Hearty mashed black-eyed peas with smoky spices in warm tortillas, topped with fresh cilantro, onion, lime, and salsa for a protein-packed vegetarian meal.

# What You'll Need:

→ Black-Eyed Pea Filling

01 - 2 cups cooked black-eyed peas, drained and rinsed
02 - 1 tablespoon olive oil
03 - 1 small onion, finely chopped
04 - 2 cloves garlic, minced
05 - 1 teaspoon ground cumin
06 - 1 teaspoon smoked paprika
07 - 1/2 teaspoon chili powder
08 - 1/2 teaspoon salt
09 - 1/4 teaspoon black pepper
10 - 2 tablespoons water

→ Taco Assembly

11 - 8 small corn or flour tortillas
12 - 1/2 cup fresh cilantro, chopped
13 - 1/2 cup white onion, finely diced
14 - 2 limes, cut into wedges
15 - 1 cup salsa

# Method:

01 - Heat olive oil in a skillet over medium heat.
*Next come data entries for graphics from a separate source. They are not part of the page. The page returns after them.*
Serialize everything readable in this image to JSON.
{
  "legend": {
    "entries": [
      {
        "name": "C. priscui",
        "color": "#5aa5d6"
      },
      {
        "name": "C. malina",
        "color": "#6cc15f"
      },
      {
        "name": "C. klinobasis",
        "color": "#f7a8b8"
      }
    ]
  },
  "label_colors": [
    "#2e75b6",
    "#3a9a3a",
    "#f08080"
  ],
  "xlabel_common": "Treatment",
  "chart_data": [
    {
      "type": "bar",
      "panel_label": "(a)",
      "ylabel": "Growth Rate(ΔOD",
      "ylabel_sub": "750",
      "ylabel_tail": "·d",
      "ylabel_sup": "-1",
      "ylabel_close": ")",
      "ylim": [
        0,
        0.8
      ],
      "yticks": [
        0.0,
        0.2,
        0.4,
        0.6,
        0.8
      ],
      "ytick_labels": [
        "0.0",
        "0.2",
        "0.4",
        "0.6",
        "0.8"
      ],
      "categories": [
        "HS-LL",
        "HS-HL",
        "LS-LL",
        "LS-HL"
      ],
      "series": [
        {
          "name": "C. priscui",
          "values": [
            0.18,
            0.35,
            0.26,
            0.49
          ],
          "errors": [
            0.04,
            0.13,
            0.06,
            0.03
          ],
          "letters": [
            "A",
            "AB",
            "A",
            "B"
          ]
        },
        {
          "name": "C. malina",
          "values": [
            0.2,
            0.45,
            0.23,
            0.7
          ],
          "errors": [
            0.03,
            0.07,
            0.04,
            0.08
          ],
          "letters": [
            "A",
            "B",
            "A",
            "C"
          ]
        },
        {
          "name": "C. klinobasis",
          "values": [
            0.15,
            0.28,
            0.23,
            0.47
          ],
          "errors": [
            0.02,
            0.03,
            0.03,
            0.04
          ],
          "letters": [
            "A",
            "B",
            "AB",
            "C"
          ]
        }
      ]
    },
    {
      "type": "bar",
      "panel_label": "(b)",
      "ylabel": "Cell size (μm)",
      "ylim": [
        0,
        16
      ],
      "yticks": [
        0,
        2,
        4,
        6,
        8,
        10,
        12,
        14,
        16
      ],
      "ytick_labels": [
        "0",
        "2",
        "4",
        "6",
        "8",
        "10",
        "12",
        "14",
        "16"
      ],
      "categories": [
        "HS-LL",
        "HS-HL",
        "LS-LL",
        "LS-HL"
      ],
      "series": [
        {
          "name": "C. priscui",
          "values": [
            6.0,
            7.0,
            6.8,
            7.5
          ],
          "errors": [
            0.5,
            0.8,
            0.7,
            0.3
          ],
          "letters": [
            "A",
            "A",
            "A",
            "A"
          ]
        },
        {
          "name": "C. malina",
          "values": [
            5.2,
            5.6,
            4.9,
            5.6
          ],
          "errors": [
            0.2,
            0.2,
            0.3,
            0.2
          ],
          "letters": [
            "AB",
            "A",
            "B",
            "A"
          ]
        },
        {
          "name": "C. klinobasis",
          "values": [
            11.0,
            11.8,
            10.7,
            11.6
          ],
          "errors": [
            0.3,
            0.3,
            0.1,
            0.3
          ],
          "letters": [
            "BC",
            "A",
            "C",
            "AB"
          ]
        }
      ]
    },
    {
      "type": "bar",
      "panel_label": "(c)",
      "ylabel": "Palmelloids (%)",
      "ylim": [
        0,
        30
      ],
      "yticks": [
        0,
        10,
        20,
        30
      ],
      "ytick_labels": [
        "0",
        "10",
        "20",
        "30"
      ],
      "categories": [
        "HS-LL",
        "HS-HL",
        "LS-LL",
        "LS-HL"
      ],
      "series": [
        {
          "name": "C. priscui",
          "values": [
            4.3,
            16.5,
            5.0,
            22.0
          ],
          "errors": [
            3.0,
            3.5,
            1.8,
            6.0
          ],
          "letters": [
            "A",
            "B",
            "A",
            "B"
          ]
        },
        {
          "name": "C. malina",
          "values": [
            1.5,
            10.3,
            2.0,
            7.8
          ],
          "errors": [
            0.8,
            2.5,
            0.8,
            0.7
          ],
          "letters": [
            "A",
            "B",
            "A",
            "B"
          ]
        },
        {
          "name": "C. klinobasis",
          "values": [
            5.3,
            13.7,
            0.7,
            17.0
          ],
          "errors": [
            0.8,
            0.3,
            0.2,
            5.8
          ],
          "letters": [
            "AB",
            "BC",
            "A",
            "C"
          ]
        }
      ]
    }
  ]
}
Add chopped onion and cook for 3 to 4 minutes until translucent.
02 - Stir in minced garlic and cook for 1 minute until fragrant.
03 - Add black-eyed peas, cumin, smoked paprika, chili powder, salt, and black pepper. Stir thoroughly to coat peas evenly with spices.
04 - Using a potato masher or fork, mash the peas while adding water as needed to achieve a chunky, spreadable consistency. Cook for 2 to 3 additional minutes, then remove from heat.
05 - Warm tortillas in a dry skillet or microwave until soft and pliable.
06 - Spoon seasoned mashed black-eyed pea mixture evenly into each tortilla.
07 - Top each taco with chopped cilantro, diced onion, and a squeeze of fresh lime juice.
08 - Finish with salsa and serve immediately while tortillas are warm.

# Expert Suggestions:

01 -
  • They're ready in 30 minutes flat, which means dinner happens before the evening really gets away from you.
  • These tacos sneak protein and fiber into something that tastes like pure comfort food, no health-conscious sacrifices required.
02 -
  • Don't over-mash the peas into submission—the texture should feel chunky and rustic, almost loose, so it holds together but still feels alive in your mouth.
  • Warm your tortillas right before serving, not five minutes ahead; that little window between warm and room temperature is when they lose their charm.
03 -
  • If your filling seems too dry while mashing, add water just a teaspoon at a time—it's easier to loosen than to thicken.
  • Toast your spices in the oil for 30 seconds before adding the peas, and they'll bloom into something much more fragrant and alive.